Air-Powered Solution

In order to prevent the loss of efficiency and clinker quality at Ash Grove Louisville, a group led by process engineer Mark Junkins investigated possible solutions. They met with material handling experts from Martin Engineering, and together the group designed a network of Martin XHV Air Cannons for the main production line.

Martin Engineering technicians installed the air cannons during a scheduled maintenance outage, starting where the accumulation appeared most severe: below the riser orifice, where the duct is reduced in size to increase velocity. The unique cannon design requires no high-temperature discharge pipes or special mounting plates, and discharge nozzles are embedded directly in the refractory lining of the preheater tower.

All of the air cannons in the main production line network are equipped with the Martin Engineering XHV Valve, designed specifically to deliver premium performance and long service life in preheater towers, clinker coolers and other high-temperature applications.

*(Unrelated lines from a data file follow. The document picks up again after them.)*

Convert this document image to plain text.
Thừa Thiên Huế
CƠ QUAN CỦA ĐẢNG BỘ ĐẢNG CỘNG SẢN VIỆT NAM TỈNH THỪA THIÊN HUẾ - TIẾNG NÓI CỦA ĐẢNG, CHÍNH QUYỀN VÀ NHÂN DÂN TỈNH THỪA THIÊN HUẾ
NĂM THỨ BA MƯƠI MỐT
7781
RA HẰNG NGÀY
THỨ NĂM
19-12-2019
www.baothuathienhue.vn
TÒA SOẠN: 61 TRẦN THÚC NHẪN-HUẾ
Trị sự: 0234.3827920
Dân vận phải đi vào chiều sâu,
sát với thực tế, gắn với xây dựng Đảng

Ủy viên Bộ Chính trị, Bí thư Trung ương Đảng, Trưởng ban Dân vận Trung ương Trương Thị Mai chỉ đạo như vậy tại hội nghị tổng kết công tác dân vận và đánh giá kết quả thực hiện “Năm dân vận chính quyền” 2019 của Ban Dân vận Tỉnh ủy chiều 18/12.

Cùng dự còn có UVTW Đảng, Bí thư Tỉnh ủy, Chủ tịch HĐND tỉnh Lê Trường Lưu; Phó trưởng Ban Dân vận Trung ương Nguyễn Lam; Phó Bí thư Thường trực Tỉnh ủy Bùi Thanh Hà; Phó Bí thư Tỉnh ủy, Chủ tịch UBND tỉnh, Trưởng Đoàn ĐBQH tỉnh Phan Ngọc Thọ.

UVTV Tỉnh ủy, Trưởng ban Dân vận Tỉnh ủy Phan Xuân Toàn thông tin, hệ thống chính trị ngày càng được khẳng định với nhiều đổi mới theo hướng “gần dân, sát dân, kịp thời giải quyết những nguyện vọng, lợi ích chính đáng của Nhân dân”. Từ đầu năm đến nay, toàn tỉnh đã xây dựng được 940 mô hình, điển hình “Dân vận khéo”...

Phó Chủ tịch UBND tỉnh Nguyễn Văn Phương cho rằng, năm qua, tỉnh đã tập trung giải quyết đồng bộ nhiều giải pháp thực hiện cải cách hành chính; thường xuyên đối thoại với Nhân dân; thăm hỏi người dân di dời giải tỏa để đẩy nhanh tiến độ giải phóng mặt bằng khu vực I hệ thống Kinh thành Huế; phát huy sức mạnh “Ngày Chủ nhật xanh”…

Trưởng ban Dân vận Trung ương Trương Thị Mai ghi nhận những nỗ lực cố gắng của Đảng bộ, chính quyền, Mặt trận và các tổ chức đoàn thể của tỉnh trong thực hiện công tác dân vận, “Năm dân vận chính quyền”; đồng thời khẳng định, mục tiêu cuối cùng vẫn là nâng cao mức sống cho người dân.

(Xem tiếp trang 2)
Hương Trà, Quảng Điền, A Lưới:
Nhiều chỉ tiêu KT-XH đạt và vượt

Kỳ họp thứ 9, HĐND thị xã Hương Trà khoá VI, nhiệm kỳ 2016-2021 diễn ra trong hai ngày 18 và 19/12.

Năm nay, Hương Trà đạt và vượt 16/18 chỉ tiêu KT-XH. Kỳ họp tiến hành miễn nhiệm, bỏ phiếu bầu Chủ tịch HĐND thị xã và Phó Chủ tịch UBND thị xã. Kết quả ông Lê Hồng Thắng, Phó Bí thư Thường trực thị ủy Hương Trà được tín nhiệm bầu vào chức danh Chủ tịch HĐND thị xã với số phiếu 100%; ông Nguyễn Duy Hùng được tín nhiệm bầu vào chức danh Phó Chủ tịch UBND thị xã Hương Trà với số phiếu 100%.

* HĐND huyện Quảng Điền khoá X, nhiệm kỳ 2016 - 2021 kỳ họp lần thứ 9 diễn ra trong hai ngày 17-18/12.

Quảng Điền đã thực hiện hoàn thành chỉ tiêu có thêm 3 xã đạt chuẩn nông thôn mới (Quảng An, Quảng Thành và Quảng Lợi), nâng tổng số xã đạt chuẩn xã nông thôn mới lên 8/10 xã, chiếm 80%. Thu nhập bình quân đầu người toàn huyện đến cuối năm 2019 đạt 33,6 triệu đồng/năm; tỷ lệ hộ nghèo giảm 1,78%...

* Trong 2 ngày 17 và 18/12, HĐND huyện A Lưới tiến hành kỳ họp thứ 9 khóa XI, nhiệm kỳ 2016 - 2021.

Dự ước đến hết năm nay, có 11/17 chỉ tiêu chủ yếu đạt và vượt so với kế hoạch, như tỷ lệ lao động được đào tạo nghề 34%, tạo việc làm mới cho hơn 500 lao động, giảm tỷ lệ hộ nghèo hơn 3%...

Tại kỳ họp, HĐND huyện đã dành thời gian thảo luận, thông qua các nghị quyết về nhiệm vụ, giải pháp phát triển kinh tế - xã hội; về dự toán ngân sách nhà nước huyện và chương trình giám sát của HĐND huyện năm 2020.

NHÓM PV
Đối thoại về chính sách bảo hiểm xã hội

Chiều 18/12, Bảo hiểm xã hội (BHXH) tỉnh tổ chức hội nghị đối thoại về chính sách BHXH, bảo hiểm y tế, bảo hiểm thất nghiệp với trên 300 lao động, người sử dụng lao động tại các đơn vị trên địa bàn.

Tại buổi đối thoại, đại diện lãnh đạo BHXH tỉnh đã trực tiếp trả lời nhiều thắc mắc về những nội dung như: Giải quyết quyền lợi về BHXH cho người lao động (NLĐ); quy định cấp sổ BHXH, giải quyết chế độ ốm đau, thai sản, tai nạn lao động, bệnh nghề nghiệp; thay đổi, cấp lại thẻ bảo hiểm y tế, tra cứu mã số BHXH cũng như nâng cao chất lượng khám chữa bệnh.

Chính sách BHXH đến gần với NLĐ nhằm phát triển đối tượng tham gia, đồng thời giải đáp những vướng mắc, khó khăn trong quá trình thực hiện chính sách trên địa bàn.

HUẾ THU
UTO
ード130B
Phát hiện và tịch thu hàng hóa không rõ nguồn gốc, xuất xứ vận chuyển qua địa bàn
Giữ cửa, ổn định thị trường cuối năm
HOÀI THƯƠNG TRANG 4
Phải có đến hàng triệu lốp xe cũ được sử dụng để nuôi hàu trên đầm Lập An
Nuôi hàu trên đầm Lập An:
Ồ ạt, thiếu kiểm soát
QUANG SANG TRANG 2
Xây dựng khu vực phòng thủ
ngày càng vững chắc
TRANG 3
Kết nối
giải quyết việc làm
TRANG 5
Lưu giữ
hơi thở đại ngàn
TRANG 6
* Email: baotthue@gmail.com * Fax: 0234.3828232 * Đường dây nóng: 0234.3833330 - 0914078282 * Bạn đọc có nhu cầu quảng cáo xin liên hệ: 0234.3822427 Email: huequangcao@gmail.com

The negative pressure-firing valve was developed to provide reliable operation and long service life in challenging applications.

The cannons discharge in a timed sequence that moves in an upward spiral around the tower firing about 20 seconds apart, with the entire cycle taking just over eight minutes to complete. Control room operators can alter the schedule to accommodate a range of kiln pressures and operating conditions, extending the sequence to as much as 45 minutes.